Demonstration projects in all disputed states

This Facebook group is just one of the many initiatives launched, in dispersed order, by several republican and populist figures to try to influence the end of the count. Many “Influencers” Republicans have scrambled since the November 3 vote to mount protests in major cities in states where the outcome is still disputed. In Arizona, where Joe Biden’s advance waned during the night of November 4 to 5 in France, the organization Turning Point Action, founded by activist Charlie Kirk (850,000 subscribers on Facebook, 1.8 million on Twitter), and organized a demonstration on Friday directly in front of the Phoenix counting center.

Turning Point Action, a sister association of influential Turning Point USA, has absorbed several pro-Trump organizations in recent years, including Students for Trump.
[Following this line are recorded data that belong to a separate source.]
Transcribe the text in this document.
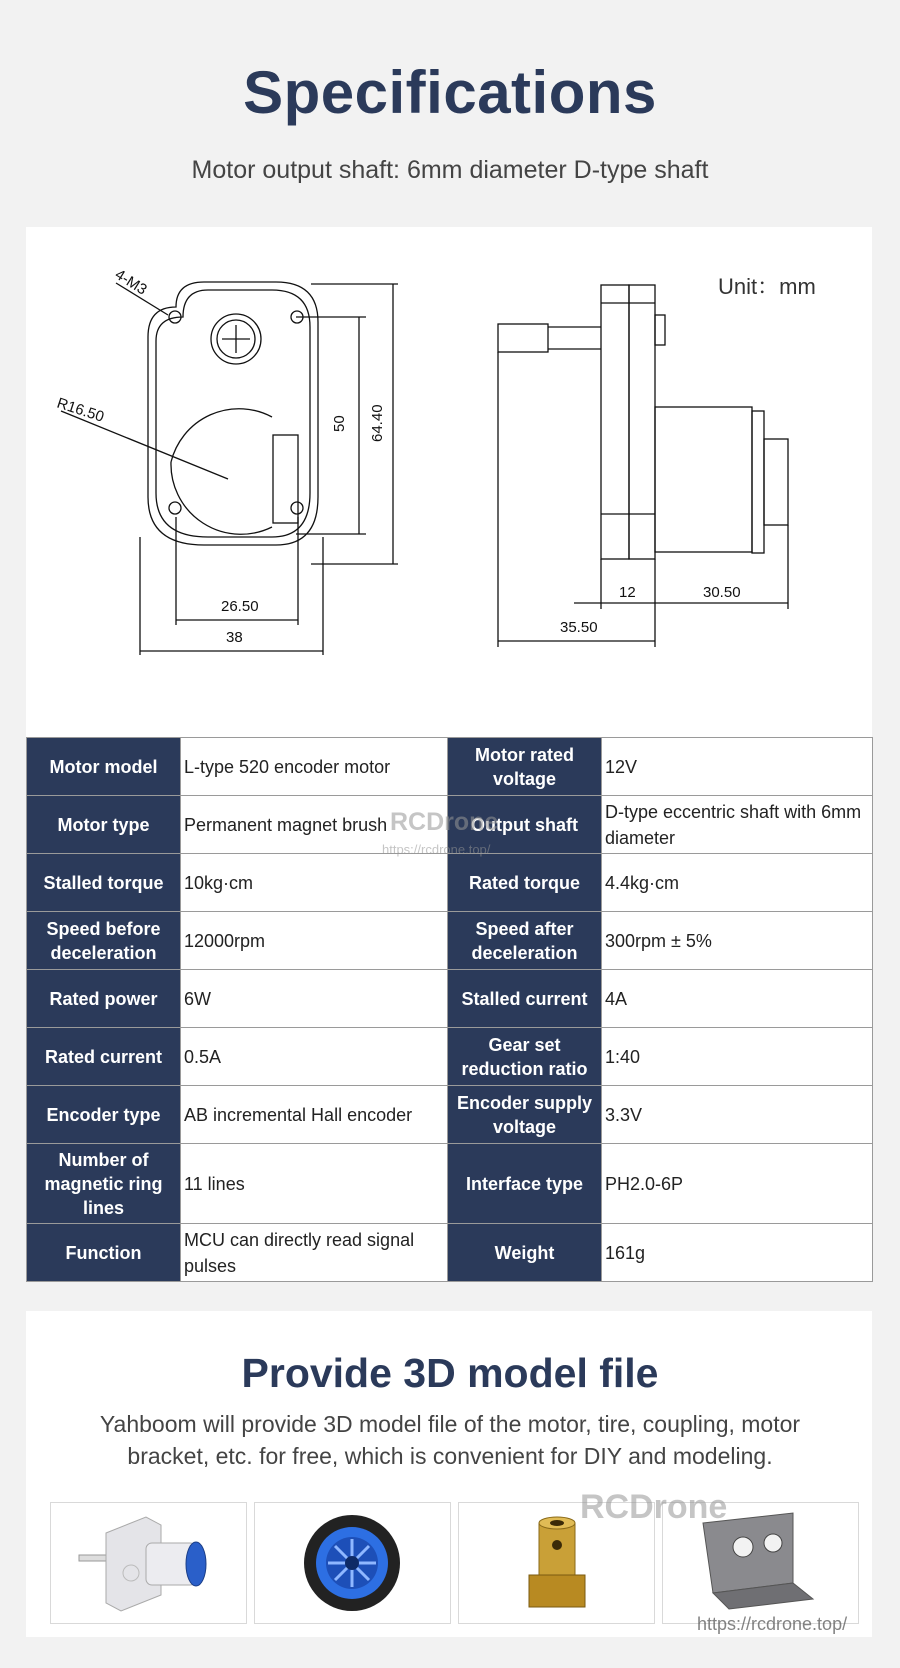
Specifications
Motor output shaft: 6mm diameter D-type shaft
4-M3
R16.50	50 64.40
26.50
38
12	30.50
35.50
Unit：mm
Motor model	L-type 520 encoder motor	Motor rated voltage	12V
Motor type	Permanent magnet brush	Output shaft	D-type eccentric shaft with 6mm diameter
Stalled torque	10kg·cm	Rated torque	4.4kg·cm
Speed before deceleration	12000rpm	Speed after deceleration	300rpm ± 5%
Rated power	6W	Stalled current	4A
Rated current	0.5A	Gear set reduction ratio	1:40
Encoder type	AB incremental Hall encoder	Encoder supply voltage	3.3V
Number of magnetic ring lines	11 lines	Interface type	PH2.0-6P
Function	MCU can directly read signal pulses	Weight	161g
RCDrone
https://rcdrone.top/
Provide 3D model file
Yahboom will provide 3D model file of the motor, tire, coupling, motor bracket, etc. for free, which is convenient for DIY and modeling.
RCDrone
https://rcdrone.top/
In mid-September, it was at the center of a major controversy, after revelations from the American press showing that the organization had mounted a disinformation operation: it was indeed paying young Americans to publish, on the networks. social, anti-democratic messages.

Page calling for a “Stop the Steal” protest organized for November 7 in Washington.

Other protests are also planned in Pennsylvania, where conservative influencer Scott Presler (850,000 Twitter followers, 150,000 on Facebook) asks his supporters to go to the steps of the state capitol in Harrisburg. “Bring your Stop the Steal signs, and be prepared to stay as long as possible”, he writes. Conspiracyist, pro-Trump gay figure, Mr. Presler stood out in 2017 by organizing “Marches against Sharia law” in which members of the Proud Boys group and figures of the white supremacist movement participated.

In Michigan, the main call to protest comes from Brandon Straka, creator of a large Facebook group, “Walkaway Campaign” (500,000 members), which presents itself as a center for “Repentant democrats” moved to the conservative side. The group, which is also linked to an association of the same name, has been repeatedly suspected of using unfair methods to artificially “inflate” its membership – including with automated tools suspected of being linked to. Russian propaganda operations.

It is a common point of all these organizations which call, two days after the vote, to demonstrate in the disputed American States: the suspicions “Astroturfing”, the practice of making it look like a movement is active, and led by ordinary citizens, when it is actually run by an organized campaign or a small number of people. So far, the “Stop the Steal” protests have apparently not gathered crowds – but that could change as the results come in, and the unproven accusations of fraud. massive continues to be brandished by the Republican staff, and by Donald Trump.